Miyajima Numa is a wetland area with a bog pool created by underground water and rainwater. It was designated a bird sanctuary in 1989 and is known as a stopping place for the white fronted goose, swans, and other wild birds.
Well, I have to say, it was fun but it wasn’t as fun as I thought it was going to be. Ted would say it was more fun than he thought it was going to be. It was very early, very cold, and snowing. I took some pictures of some swans that were pretty far away and we had a nice view of the mountains.
Most of the area was frozen except for where the birds were hanging out. The middle frozen area had a lot of bird poop. Maybe that was the birds’ way of keeping people from walking across to where they hang out.
After a while, I went back to the car. Ted stayed, with his chair, tripods and forty-eleven cameras and lenses and took over 1000 pictures. (The number of cameras and lenses might be an exaggeration, but the number of pictures he took was not.)
|This is one of Ted's photos|
I stitched in the car for a couple of hours and made a little progress on the mystery bag.

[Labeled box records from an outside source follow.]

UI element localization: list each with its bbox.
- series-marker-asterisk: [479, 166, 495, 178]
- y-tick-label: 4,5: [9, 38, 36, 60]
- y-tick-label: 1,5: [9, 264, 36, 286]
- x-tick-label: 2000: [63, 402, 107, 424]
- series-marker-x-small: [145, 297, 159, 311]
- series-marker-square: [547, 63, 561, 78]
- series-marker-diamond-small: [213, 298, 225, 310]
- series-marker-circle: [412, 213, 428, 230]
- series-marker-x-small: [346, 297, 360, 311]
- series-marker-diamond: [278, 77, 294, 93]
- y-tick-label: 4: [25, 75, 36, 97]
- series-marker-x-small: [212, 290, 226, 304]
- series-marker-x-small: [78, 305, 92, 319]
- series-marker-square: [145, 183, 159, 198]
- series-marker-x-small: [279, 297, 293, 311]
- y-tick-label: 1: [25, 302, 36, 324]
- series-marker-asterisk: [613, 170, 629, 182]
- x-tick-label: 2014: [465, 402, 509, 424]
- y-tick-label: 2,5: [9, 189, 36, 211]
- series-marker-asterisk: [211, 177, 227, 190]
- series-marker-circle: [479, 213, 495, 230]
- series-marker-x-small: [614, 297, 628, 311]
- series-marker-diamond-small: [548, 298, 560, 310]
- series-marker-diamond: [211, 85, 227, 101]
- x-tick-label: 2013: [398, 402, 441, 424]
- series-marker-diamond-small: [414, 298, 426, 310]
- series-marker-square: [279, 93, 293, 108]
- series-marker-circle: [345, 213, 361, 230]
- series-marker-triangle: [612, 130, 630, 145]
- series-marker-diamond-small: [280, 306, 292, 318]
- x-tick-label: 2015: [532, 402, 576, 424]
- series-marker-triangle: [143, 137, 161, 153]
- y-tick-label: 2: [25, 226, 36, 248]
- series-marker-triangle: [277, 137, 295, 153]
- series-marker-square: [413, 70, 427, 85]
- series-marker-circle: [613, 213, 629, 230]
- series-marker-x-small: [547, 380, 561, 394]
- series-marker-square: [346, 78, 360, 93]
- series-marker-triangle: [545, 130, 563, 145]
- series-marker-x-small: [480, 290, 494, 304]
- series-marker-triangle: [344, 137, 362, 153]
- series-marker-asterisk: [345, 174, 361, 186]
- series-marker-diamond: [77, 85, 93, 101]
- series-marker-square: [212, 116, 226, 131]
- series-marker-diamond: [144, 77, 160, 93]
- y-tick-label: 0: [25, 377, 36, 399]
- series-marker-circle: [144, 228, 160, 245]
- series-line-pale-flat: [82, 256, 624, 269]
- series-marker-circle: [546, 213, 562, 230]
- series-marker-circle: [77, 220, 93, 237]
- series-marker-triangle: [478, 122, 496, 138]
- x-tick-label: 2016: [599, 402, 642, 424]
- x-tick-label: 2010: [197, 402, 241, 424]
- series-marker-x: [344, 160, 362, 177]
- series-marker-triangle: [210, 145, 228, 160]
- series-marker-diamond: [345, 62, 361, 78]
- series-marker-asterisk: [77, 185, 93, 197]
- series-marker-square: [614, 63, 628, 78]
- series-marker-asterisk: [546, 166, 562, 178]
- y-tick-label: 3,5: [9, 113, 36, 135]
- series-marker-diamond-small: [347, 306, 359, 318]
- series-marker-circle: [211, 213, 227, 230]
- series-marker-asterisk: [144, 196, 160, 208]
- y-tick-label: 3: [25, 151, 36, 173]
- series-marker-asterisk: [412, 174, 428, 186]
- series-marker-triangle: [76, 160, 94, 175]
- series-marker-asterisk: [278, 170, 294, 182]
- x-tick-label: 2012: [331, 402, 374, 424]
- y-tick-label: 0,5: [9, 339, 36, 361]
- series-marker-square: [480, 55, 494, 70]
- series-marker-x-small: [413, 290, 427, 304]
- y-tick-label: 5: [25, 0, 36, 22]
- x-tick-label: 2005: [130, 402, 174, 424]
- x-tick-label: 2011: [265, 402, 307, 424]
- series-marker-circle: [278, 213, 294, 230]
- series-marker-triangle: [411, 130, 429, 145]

Ted was the only person taking pictures and I was the only one in the parking lot. After a while, a goat came to the parking lot. I was about to get out of the car to pet it but it saw me and wandered away. It’s a good thing I took some pictures because I don’t think Ted would have believed me otherwise. I’ve not seen another goat in Hokkaido, so I don’t know if Japanese goats are any different from American goats, but this one was pretty big so I think it must be an American goat. Surely, Japanese goats are slimmer.
When Ted came back to the car, we walked over to the Visitor’s Center (where you have to take off your boots to go inside) and back outside to see a shelter for taking photos.
Here are a few birdwatching photos I took from the apartment. Ted made this wood pineapple holder, so the birds won’t knock the pineapple peeling over the edge.